Jan. 24 (Bloomberg) -- Canada’s December inflation rate accelerated less than economists forecast, leaving it near the bottom of the central bank’s target band and reinforcing policy-maker warnings that price gains will be sluggish.
The consumer price index rose 1.2 percent in December from a year earlier following November’s 0.9 percent pace, Statistics Canada said today from Ottawa. The core rate, which excludes eight volatile products, climbed an annual 1.3 percent after a gain of 1.1 percent in the prior month. Economists surveyed by Bloomberg forecast that both rates would advance by 1.3 percent.
“The longer term trend is the Bank of Canada is going to stay quite dovish; they are concerned about inflation,” David Tulk, chief macro strategist at Toronto-Dominion Bank’s TD Securities, said from Toronto in a phone interview. “That’s the story for this year, to see still diminished price pressures.”
On a monthly basis, prices fell 0.2 percent in December while core prices declined 0.4 percent, the most in a year. Both measures matching economist forecasts.
Bank of Canada Governor Stephen Poloz said two days ago the risks of inflation persisting below the midpoint of his 1 percent to 3 percent target band have increased. He also said exports may remain weak even after a drop in the country’s dollar. The currency depreciated to fresh four-year lows after his comments.
The Canadian dollar held on to gains following today’s report, trading 0.2 percent higher at C$1.1077 against its U.S. counterpart at 10:10 a.m. in Toronto. Two-year Canadian government bonds yielded 0.97 percent, little changed from yesterday.
Inflation quickened as gasoline prices rose 4.7 percent in December from a year ago and automobile prices rose 1.4 percent, Statistics Canada said today.
Inflation rose at an average pace of 0.9 percent last year, slowing from 1.5 percent in 2012 and the slowest since 2009 when Canada’s economy was emerging from a recession.

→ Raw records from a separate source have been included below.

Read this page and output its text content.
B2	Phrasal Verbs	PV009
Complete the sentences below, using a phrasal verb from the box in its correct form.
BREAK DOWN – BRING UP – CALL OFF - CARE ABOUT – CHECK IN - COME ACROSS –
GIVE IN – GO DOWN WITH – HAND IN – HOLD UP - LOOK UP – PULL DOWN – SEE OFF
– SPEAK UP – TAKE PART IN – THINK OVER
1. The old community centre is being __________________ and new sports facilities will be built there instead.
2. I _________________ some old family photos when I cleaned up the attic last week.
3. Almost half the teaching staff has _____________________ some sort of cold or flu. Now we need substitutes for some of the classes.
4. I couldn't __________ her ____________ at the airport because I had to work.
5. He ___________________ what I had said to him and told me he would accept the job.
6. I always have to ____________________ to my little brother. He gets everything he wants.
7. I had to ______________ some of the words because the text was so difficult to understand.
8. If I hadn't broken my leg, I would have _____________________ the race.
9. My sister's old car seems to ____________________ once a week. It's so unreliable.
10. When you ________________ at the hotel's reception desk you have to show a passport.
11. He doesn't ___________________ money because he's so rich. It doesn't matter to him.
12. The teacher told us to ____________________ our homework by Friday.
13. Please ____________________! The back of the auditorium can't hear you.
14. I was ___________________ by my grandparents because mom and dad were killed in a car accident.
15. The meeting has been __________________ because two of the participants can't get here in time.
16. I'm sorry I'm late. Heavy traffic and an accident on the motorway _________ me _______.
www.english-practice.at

The annual core rate of 1.2 percent was the least in records back to 1985 according to Krishen Rangasamy, senior economist at National Bank Financial in Montreal.
“Inflation is expected to remain well below target for some time, and therefore the downside risks to inflation have grown in importance,” the central bank said in a Jan. 22 decision to keep its benchmark interest rate at 1 percent.
Today’s report “is a hopeful sign that inflation has started to look a little more normal,” said Craig Wright, chief economist at Royal Bank of Canada. “But we have seen a long period of fairly consistent downside surprises to inflation, not just in Canada but globally, so I don’t think we’re out of the woods just yet.”
Prices are being contained by stronger retail competition, global weakness in food prices and “significant” excess capacity in the economy, Poloz said. He added price gains will remain below target until the end of 2015 and cut his forecast for this year.
The core rate of inflation will be 0.3 percentage points lower this year because of the effect of retail competition, which should fade away by mid-2015, the central bank forecast.
U.S. merchants such as Wal-Mart Stores Inc., Target Corp., and Nordstrom Inc. have expanded in Canada over the last year, while shoppers who live near the U.S. border are taking advantage of higher duty-free exemptions for trips south of the border.
Statistics Canada also said today its seasonally adjusted inflation measure rose 0.2 percent in December from November and the adjusted core rate also rose 0.2 percent.